The reality is that specialists with narrow interests traditionally depend upon
referrals from other physicians rather than marketing their services to patients
The most important limitation on a physician’s willingness to accept a patient is
that of a self-imposed specialty. Although there is nothing in the law to prevent
a dermatologist from practicing general medicine, most dermatologists will
decline to regulate a patient’s diabetes. In the same sense, a family physician
may be willing to treat acne and diabetes but unwilling to perform surgery.
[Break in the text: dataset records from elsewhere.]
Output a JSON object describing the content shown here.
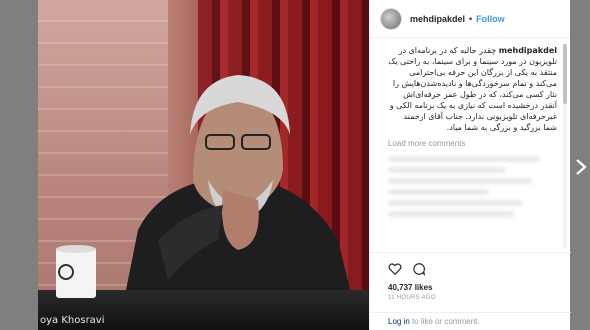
{
  "photo": {
    "caption": "oya Khosravi"
  },
  "post": {
    "username": "mehdipakdel",
    "dot": "•",
    "follow_label": "Follow",
    "caption_username": "mehdipakdel",
    "caption_body": "چقدر جالبه که در برنامه‌ای در تلویزیون در مورد سینما و برای سینما، به راحتی یک منتقد به یکی از بزرگان این حرفه بی‌احترامی می‌کند و تمام سرخوردگی‌ها و نادیده‌شدن‌هایش را نثار کسی می‌کند، که در طول عمر حرفه‌ای‌اش آنقدر درخشیده است که نیازی به یک برنامه الکی و غیرحرفه‌ای تلویزیونی ندارد. جناب آقای ارجمند شما بزرگید و بزرگی به شما میاد.",
    "load_more": "Load more comments",
    "likes": "40,737 likes",
    "time": "11 HOURS AGO"
  },
  "footer": {
    "login_link": "Log in",
    "rest": " to like or comment."
  },
  "icons": {
    "like": "heart-icon",
    "comment": "comment-icon",
    "next": "chevron-right-icon"
  },
  "colors": {
    "accent": "#3897f0",
    "link": "#003569",
    "muted": "#999999",
    "text": "#262626"
  }
}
These limitations cause a problem only if they are not known to the patient
when making an appointment. For example, a patient with severe
hypertension makes an appointment with an internist. After taking the
patient’s medical history, the physician tells the patient that he limits his
practice to gastroenterology. The patient would be justified in refusing to pay
for the visit. More important, this unnecessary appointment may delay proper
treatment for the patient’s condition. In this situation, the physician should
arrange for a referral and send the patient to an emergency room if he is
concerned with the delay in seeing the second physician.